Olives in the Aegean town of Milas, and tomatoes and beans in the southeastern Afşin plain, are no longer flourishing, while respiratory diseases have become the most life-threatening problem in southwestern Yatagan.
The Yatağan plant, one of Turkey’s oldest, emits a heavy methane smell that permeates the air. Visible layers of dust cover trees and gardens.
Okan Göktaş, 44, who irrigates fields in the late afternoon, says his father retired from the Yatağan plant.
“Many of the villagers in the surrounding area work there,” he says.
Government “support for agriculture is almost non-existent, so people have no choice but to work at the plant,” he says.
Although President Recep Tayyip Erdoğan has pledged Turkey will reach net-zero emission by 2053, critics question his commitment.
Turkey was the last among the Group of 20 major economies to ratify the Paris Climate Accords, doing so only after the environment became a top political issue in the wake of deadly 2021 wildfires.
In the meantime, the power plants are getting formal government permission to expand.
The Yeniköy and Kemerköy plants have mowed down lands where globally exported Milas olives once grew.
Villagers say the Yeniköy plant buys agricultural lands at cut-rate prices, capitalizing on peoples’ desperation to get at least some return for their ancestral lands.
But the Yeniköy plant seems insatiable and is looking for more forests and farmland to feed on.
In the past two years, several bays have been almost completely swallowed by new lignite deposits, forcing villagers to migrate so that the plant can survive.
Others feel trapped because they depend on plants for their livelihoods.
Nail, 63, who preferred not to give his last name for fear of a backlash, said a plant in his Aegean coast town of Karabiga employs 600 workers, including his son.
Yusuf, who watches the local power plant from his balcony in the eastern Kahramanmaraş province town of Afşin, also works at the local plant.
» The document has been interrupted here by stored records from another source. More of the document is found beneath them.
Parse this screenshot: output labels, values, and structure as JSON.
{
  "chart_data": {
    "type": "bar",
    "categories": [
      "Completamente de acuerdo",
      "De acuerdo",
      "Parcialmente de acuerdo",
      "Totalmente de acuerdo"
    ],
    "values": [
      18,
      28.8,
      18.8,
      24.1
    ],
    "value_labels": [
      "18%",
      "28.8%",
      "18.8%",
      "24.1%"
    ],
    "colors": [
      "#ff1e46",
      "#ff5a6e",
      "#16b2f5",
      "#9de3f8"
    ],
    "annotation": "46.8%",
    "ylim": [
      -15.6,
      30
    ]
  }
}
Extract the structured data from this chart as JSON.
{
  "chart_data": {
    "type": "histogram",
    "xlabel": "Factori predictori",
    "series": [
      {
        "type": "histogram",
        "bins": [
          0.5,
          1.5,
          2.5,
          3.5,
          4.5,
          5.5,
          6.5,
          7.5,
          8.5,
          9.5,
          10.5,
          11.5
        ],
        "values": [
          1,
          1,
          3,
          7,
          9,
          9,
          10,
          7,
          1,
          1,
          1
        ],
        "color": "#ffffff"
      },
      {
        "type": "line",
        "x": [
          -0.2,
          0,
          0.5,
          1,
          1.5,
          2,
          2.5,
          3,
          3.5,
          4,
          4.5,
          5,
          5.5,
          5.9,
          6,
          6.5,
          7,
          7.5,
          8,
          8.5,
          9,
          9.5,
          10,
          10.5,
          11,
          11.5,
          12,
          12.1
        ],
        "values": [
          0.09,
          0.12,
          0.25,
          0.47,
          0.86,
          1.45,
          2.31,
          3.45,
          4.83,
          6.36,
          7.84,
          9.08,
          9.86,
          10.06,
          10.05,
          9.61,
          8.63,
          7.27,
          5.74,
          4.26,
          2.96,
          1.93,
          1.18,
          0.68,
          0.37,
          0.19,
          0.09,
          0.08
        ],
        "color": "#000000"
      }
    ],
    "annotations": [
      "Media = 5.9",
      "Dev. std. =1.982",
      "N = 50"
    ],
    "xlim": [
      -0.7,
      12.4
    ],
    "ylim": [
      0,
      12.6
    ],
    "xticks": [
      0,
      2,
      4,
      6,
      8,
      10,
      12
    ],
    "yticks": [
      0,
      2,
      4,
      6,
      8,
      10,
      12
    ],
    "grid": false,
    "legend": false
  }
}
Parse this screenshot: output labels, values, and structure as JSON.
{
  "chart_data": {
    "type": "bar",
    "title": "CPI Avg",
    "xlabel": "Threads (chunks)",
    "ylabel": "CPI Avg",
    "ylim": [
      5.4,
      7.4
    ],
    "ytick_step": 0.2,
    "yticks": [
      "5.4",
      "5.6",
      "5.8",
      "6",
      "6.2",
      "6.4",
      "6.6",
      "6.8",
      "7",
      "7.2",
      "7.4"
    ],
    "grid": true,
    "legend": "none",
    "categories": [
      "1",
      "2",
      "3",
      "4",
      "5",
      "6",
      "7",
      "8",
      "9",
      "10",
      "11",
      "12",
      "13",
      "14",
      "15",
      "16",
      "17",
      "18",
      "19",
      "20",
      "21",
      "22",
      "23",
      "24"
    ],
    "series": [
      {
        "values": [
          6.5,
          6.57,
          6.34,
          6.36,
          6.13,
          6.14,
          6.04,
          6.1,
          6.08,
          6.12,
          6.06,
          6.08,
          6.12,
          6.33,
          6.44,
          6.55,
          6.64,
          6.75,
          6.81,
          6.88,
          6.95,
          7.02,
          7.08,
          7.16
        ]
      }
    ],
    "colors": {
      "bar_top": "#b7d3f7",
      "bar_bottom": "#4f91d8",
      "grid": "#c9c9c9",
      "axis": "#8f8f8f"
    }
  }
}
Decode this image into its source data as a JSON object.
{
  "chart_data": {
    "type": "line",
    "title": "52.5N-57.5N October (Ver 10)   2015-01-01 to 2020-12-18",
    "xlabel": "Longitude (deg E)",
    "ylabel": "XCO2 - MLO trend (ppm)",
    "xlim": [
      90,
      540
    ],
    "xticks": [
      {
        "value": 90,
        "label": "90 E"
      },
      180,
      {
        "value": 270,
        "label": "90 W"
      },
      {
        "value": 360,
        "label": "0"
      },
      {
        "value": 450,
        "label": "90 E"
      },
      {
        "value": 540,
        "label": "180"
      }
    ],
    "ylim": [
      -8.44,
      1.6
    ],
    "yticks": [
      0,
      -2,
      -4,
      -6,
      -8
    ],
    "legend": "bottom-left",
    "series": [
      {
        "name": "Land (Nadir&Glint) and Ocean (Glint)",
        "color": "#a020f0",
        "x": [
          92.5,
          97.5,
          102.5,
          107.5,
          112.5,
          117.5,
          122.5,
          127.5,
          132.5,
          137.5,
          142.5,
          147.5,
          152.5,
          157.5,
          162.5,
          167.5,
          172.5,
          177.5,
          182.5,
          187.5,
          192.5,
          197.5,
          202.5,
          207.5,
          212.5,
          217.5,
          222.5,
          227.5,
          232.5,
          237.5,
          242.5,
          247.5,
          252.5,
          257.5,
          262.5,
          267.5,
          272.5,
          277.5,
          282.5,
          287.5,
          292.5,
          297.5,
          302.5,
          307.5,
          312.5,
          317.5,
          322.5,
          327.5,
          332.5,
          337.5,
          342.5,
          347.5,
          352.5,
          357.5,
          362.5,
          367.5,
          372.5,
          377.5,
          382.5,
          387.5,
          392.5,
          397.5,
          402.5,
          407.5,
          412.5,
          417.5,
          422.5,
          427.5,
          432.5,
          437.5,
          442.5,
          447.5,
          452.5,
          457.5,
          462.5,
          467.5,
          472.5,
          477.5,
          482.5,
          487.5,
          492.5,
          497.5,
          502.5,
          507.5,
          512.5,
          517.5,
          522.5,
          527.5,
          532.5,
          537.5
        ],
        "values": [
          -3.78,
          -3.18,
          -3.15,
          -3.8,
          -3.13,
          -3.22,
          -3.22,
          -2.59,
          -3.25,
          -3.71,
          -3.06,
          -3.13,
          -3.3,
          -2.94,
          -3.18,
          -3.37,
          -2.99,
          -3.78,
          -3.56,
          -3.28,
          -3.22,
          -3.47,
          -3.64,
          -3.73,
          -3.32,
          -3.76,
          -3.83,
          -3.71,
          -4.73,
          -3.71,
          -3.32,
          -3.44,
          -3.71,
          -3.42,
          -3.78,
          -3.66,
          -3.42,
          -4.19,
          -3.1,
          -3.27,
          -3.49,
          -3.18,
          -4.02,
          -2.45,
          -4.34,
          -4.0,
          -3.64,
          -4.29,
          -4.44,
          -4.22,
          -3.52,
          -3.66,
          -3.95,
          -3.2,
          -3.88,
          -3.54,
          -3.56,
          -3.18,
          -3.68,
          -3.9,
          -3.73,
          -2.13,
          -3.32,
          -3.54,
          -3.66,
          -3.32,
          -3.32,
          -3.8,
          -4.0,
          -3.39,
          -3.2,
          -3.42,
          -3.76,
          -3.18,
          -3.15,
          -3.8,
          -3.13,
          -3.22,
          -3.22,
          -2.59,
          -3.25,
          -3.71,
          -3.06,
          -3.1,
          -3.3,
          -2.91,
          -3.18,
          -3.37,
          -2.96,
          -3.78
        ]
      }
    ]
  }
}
The employee, who also asked to have his last name withheld, blames the plant’s pollution for poor local crops.
Brothers Ali and Yusuf Avcı agree.
Watering their hardy corn, they say they can no longer grow more fragile beans and tomatoes because the plant covers crops with a black blanket of dust from the burned coal.
Yusuf Avcı, 48, thinks the plant does not use proper air filters at night, and the two brothers filed a lawsuit.
They lost because experts who conducted an inspection concluded no harm was done.